All Apps and Add-ons
Highlighted

Parsing syslog data for httpproxy data in Splunk For Squid

New Member

I have just set up Splunk and am trying to get my http proxy (Astaro) data into Splunk for Squid. Astaro does use squid but the syslog data isn't in the standard squid format. I can get the syslog data into Splunk and see it via a new UDP:514 input, but I'm having trouble with getting the data visible in Splunk For Squid.
Here is a typical syslogd entry:

Mar 31 20:26:00 10.10.40.10 2012:03:31-20:25:50 httpproxy[14016]: id="0001" severity="info" sys="SecureWeb" sub="http" name="http access" action="pass" method="GET" srcip="10.10.30.101" dstip="67.195.186.237" user="" statuscode="200" cached="0" profile="PROFILENAMEHERE" filteraction="DefaultHTTPAction" size="403" request="0x7cd39000" url="<URLISHERE>" exceptions="" error="" country="United States" category="122,157" reputation="neutral" categoryname="Instant Messaging,Web Phone" content-type="application/json"
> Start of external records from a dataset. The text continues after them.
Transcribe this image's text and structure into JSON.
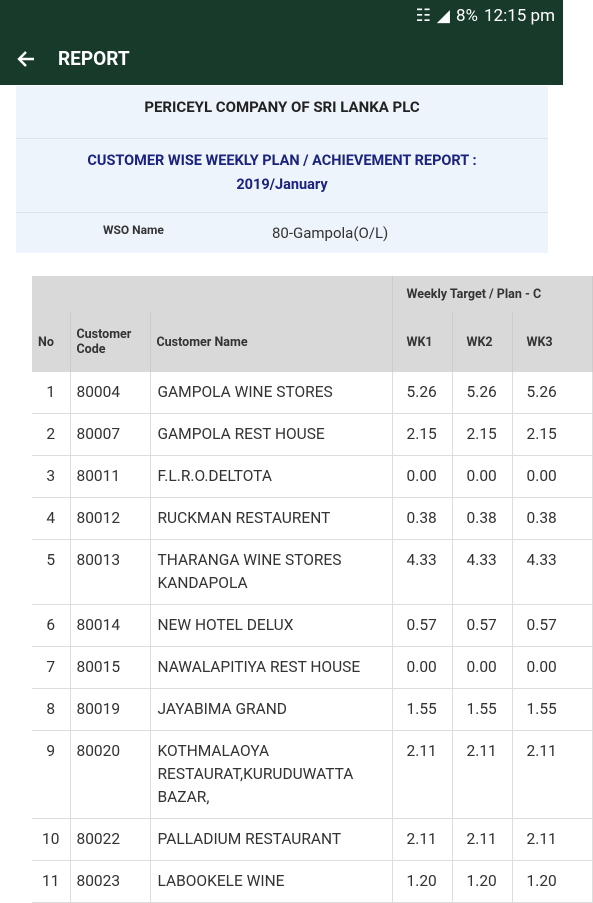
{
  "status_bar": {
    "battery": "8%",
    "time": "12:15 pm"
  },
  "app_bar": {
    "title": "REPORT"
  },
  "header": {
    "company": "PERICEYL COMPANY OF SRI LANKA PLC",
    "report_title": "CUSTOMER WISE WEEKLY PLAN / ACHIEVEMENT REPORT : 2019/January",
    "wso_label": "WSO Name",
    "wso_value": "80-Gampola(O/L)"
  },
  "table": {
    "group_header": "Weekly Target / Plan - C",
    "columns": [
      "No",
      "Customer Code",
      "Customer Name",
      "WK1",
      "WK2",
      "WK3"
    ],
    "rows": [
      [
        "1",
        "80004",
        "GAMPOLA WINE STORES",
        "5.26",
        "5.26",
        "5.26"
      ],
      [
        "2",
        "80007",
        "GAMPOLA REST HOUSE",
        "2.15",
        "2.15",
        "2.15"
      ],
      [
        "3",
        "80011",
        "F.L.R.O.DELTOTA",
        "0.00",
        "0.00",
        "0.00"
      ],
      [
        "4",
        "80012",
        "RUCKMAN RESTAURENT",
        "0.38",
        "0.38",
        "0.38"
      ],
      [
        "5",
        "80013",
        "THARANGA WINE STORES KANDAPOLA",
        "4.33",
        "4.33",
        "4.33"
      ],
      [
        "6",
        "80014",
        "NEW HOTEL DELUX",
        "0.57",
        "0.57",
        "0.57"
      ],
      [
        "7",
        "80015",
        "NAWALAPITIYA REST HOUSE",
        "0.00",
        "0.00",
        "0.00"
      ],
      [
        "8",
        "80019",
        "JAYABIMA GRAND",
        "1.55",
        "1.55",
        "1.55"
      ],
      [
        "9",
        "80020",
        "KOTHMALAOYA RESTAURAT,KURUDUWATTA BAZAR,",
        "2.11",
        "2.11",
        "2.11"
      ],
      [
        "10",
        "80022",
        "PALLADIUM RESTAURANT",
        "2.11",
        "2.11",
        "2.11"
      ],
      [
        "11",
        "80023",
        "LABOOKELE WINE",
        "1.20",
        "1.20",
        "1.20"
      ]
    ]
  }
}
Here are my props.conf contents.

[squid]
TIME_FORMAT = %s.%3N
MAX_TIMESTAMP_LOOKAHEAD = 15
KV_MODE = none
SHOULD_LINEMERGE = false
REPORT-squid = squid
[source::udp:514]
TRANSFORMS-sqsourcetype= sq_sourcetyper

and transforms.conf...

[squid]
REGEX =^d+.d+s+(d+)s+([0-9.])s+([^/]+)/(d+)s+(d+)s+(w+)s+((?:([^:])://)?([^/:]+):?(d+)?(/?[^]))s+(S+)s+([^/]+)/([^ ]+)s+(.)$
FORMAT = id::$1 severity::$2 sys::$3 sub::$4 name::$5 action::$6 method::$7 srcip::$8 dstip::$9 user::$10 statuscode::$11 cached::$12 profile::$13 filteraction::$14 size::$15 request::$16 url::$17 exceptions::$18 error::$19 country::$20 category::$21 reputation::$22 categoryname::$23 content-type::$24

[sq_sourcetyper] 
SOURCE_KEY = MetaData:Host 
REGEX = httpproxy
DEST_KEY = MetaData:Sourcetype 
FORMAT= sourcetype::squid

When adding a data source I can't see the "squid" sourcetype anywhere.

I'm guessing that my transforms.conf REGEX is wrong, but how do I get the data to show up in Splunk For Squid?
Markdown may have messed up the formatting.

0 Karma
Highlighted

Re: Parsing syslog data for httpproxy data in Splunk For Squid

Splunk Employee
Splunk Employee

yes. almost certainly, your host (or MetaData:Host) value is not httpproxy, but instead 10.10.40.10. Unfortunately, this kind of chaining of timestamps and hostnames is an inherent problem with using syslog, which doesn't specify the host in the data itself. You can try putting that in there. If that's undesirable, you can try instead:

[sq_sourcetyper] 
REGEX = ^(?:\S+\s+){5}httpproxy
DEST_KEY = MetaData:Sourcetype 
FORMAT= sourcetype::squid

which instead looks for the matching host in the data.


Also, your squid rule is unnecessarily complicated and inflexible. Instead, use this in props.conf:

[squid]
TIME_FORMAT = %s.%3N
MAX_TIMESTAMP_LOOKAHEAD = 15
KV_MODE = auto
SHOULD_LINEMERGE = false

The REGEX is slower and more complicated, so instead of using that, the auto KV_MODE extracts name value pairs anyway. If that doesn't work for you for some reason, you could try keeping your original props.conf, but changing the transforms.conf to:

[squid]
DELIMS = " ", "="

but it should work with the simpler config.

Another thing to consider option would be to modify your Splunk input config:

[udp:514]
no_appending_timestamp = true

which will prevent Splunk from adding the extra timestamp and host to the data. If you do this, you should modify your raw matching regex to ^\S+\s+httpproxy, since you don't need to match on the extra components.